The UK10K Consortium. The UK10K project: rare variants in health and disease. Nature. 2015;526:82-90.
APOC3 and targeting specific gene effects
One of the key outputs of the UK10K project was the report of an association between a rare and functional mutation at the APOC3 locus (at a frequency of ~0.2%) which exerted a large effect on fasting and non-fasting triglyceride levels. Importantly, this effect has been independently validated and seen to predict cardiovascular risk. We have been able to followup this work by undertaking an analysis within detailed collections of metabolomic data to assess the impact of this genetic variant beyond the main lipid moieties and explore the likely mechanisms of this gene effect.
Timpson NJ, Walter K, Min JL, Tachmazidou I, Malerba G, Shin S-Y, et al. A rare variant in APOC3 is associated with plasma triglyceride and VLDL levels in Europeans. Nature Communications. 2014;5.
Drenos F, Davey Smith G, Ala-Korpela M, Kettunen J, Wurtz P, Soininen P, et al. Metabolic Characterization of a Rare Genetic Variation Within APOC3 and Its Lipoprotein Lipase-Independent Effects. Circ Cardiovasc Genet. 2016;9(3):231-9.

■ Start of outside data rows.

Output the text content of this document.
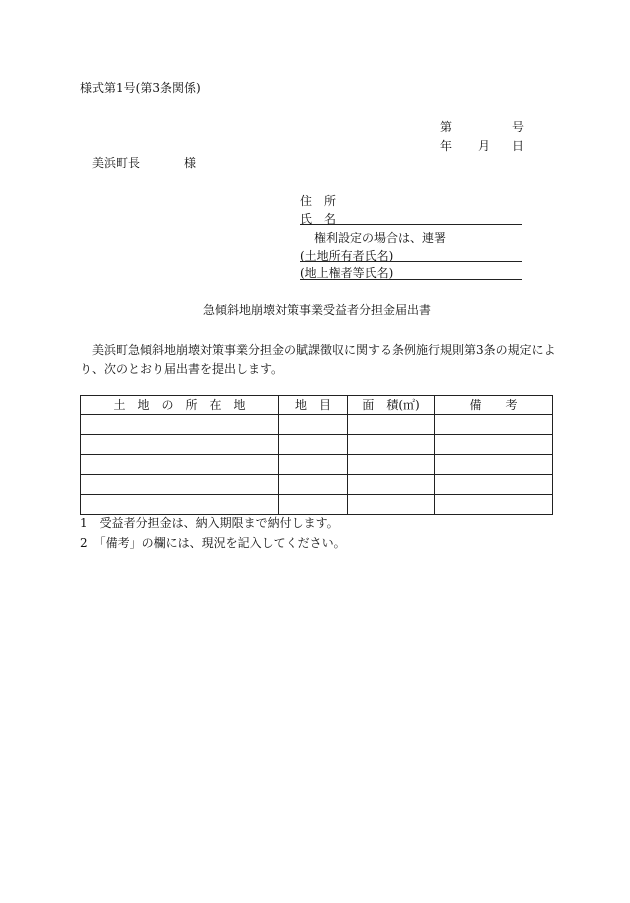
様式第1号(第3条関係)
第	号
年 月 日
美浜町長	様
住　所
氏　名
権利設定の場合は、連署
(土地所有者氏名)
(地上権者等氏名)
急傾斜地崩壊対策事業受益者分担金届出書
美浜町急傾斜地崩壊対策事業分担金の賦課徴収に関する条例施行規則第3条の規定によ
り、次のとおり届出書を提出します。
土　地　の　所　在　地	地　目	面　積(㎡)	備　　考

1　受益者分担金は、納入期限まで納付します。
2　「備考」の欄には、現況を記入してください。
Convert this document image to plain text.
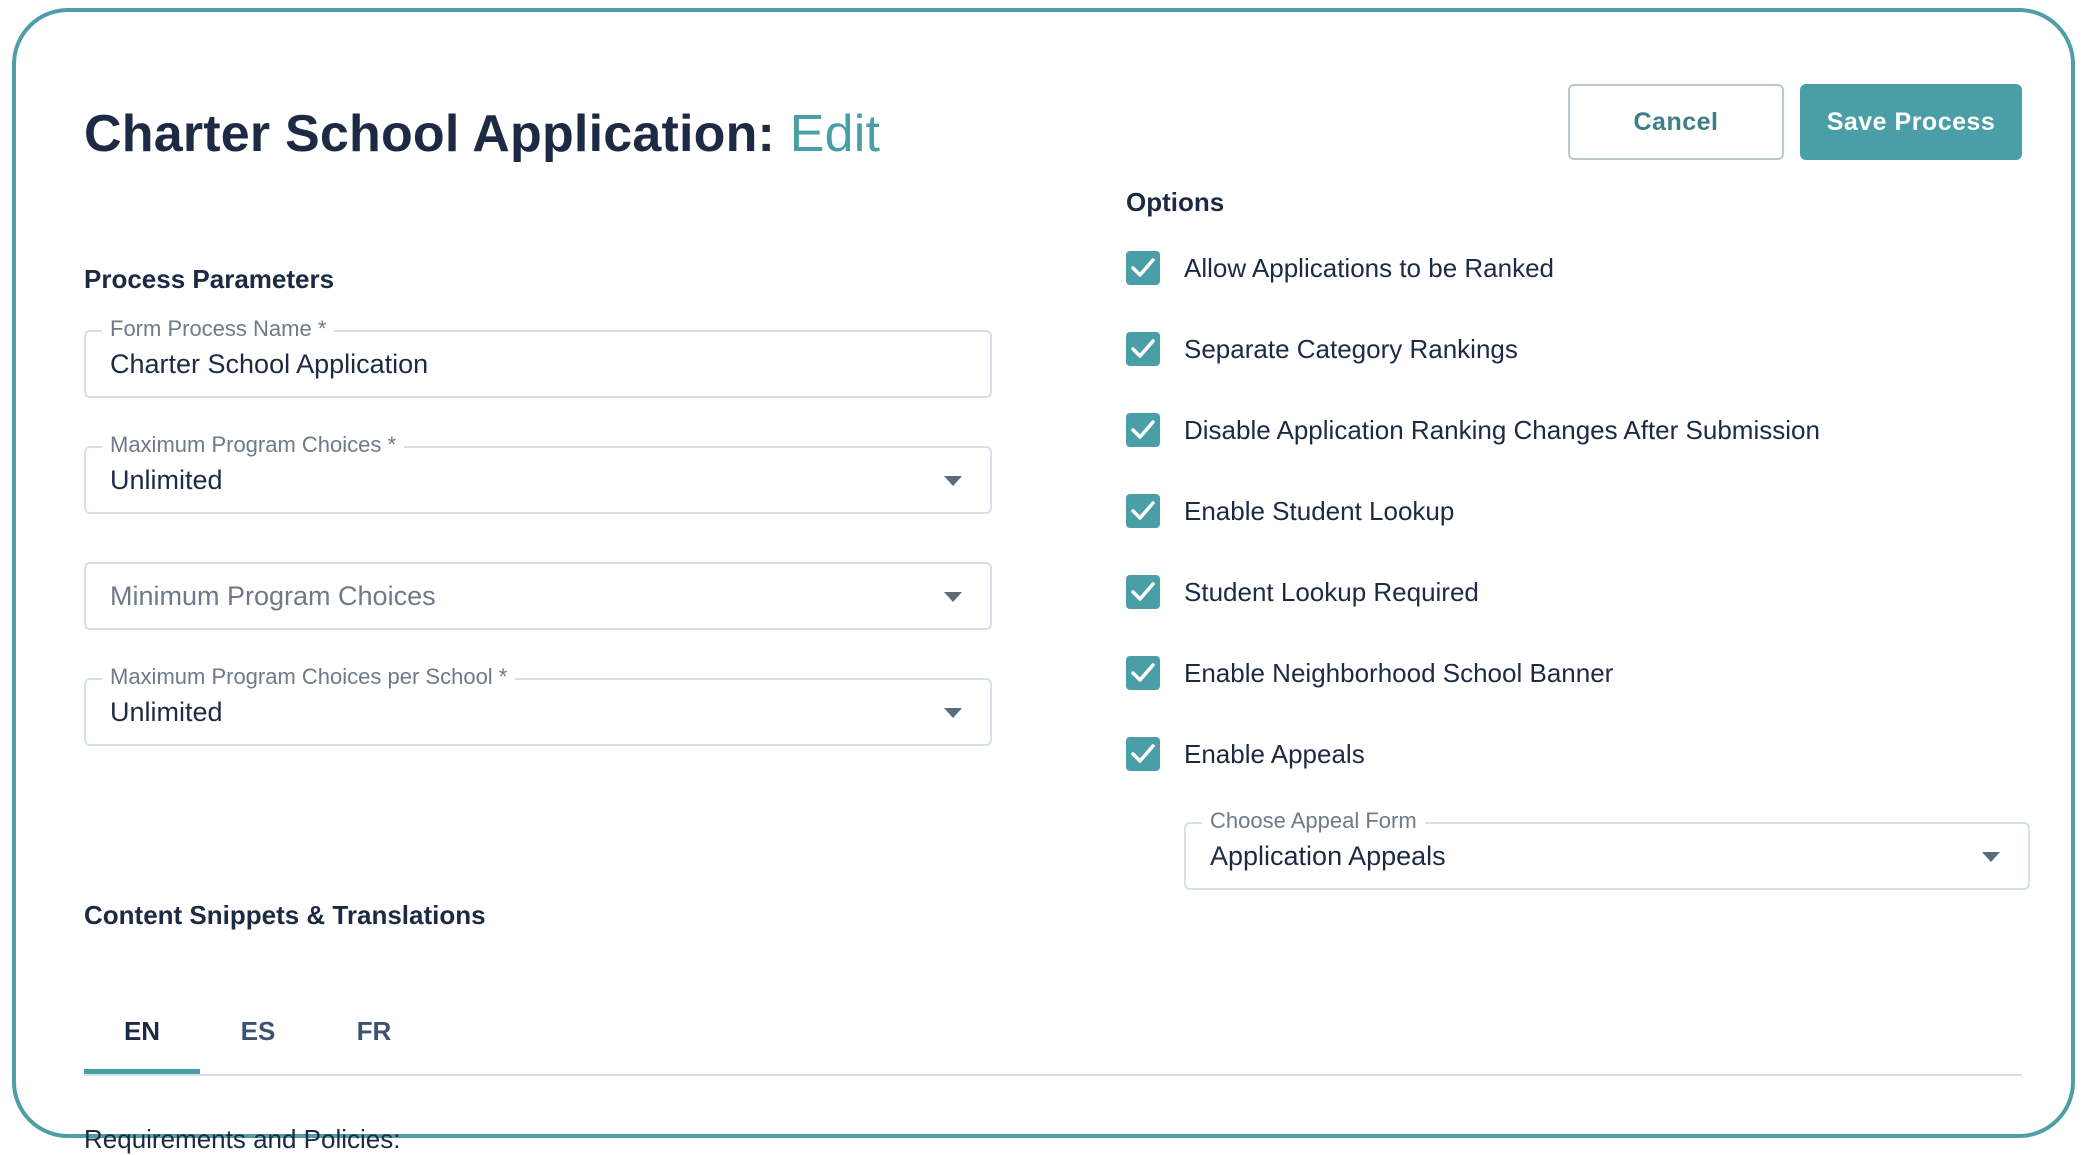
Charter School Application: Edit	Cancel	Save Process
Process Parameters
Form Process Name *
Charter School Application
Maximum Program Choices *
Unlimited
Minimum Program Choices
Maximum Program Choices per School *
Unlimited
Options
Allow Applications to be Ranked
Separate Category Rankings
Disable Application Ranking Changes After Submission
Enable Student Lookup
Student Lookup Required
Enable Neighborhood School Banner
Enable Appeals
Choose Appeal Form
Application Appeals
Content Snippets & Translations
EN	ES	FR
Requirements and Policies:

A key strategic development for RbG is the initiation and trialing of a UK based recall by genotype network. Composed of more than 10 potential colaborating partners (with representation from the NIHR Bioresource and industry), the objective has been to generate an active network for the undertaking of recall studies which provided both the sample size required for this type of study design along with centres of phenotypic expertise for specific recall experiments.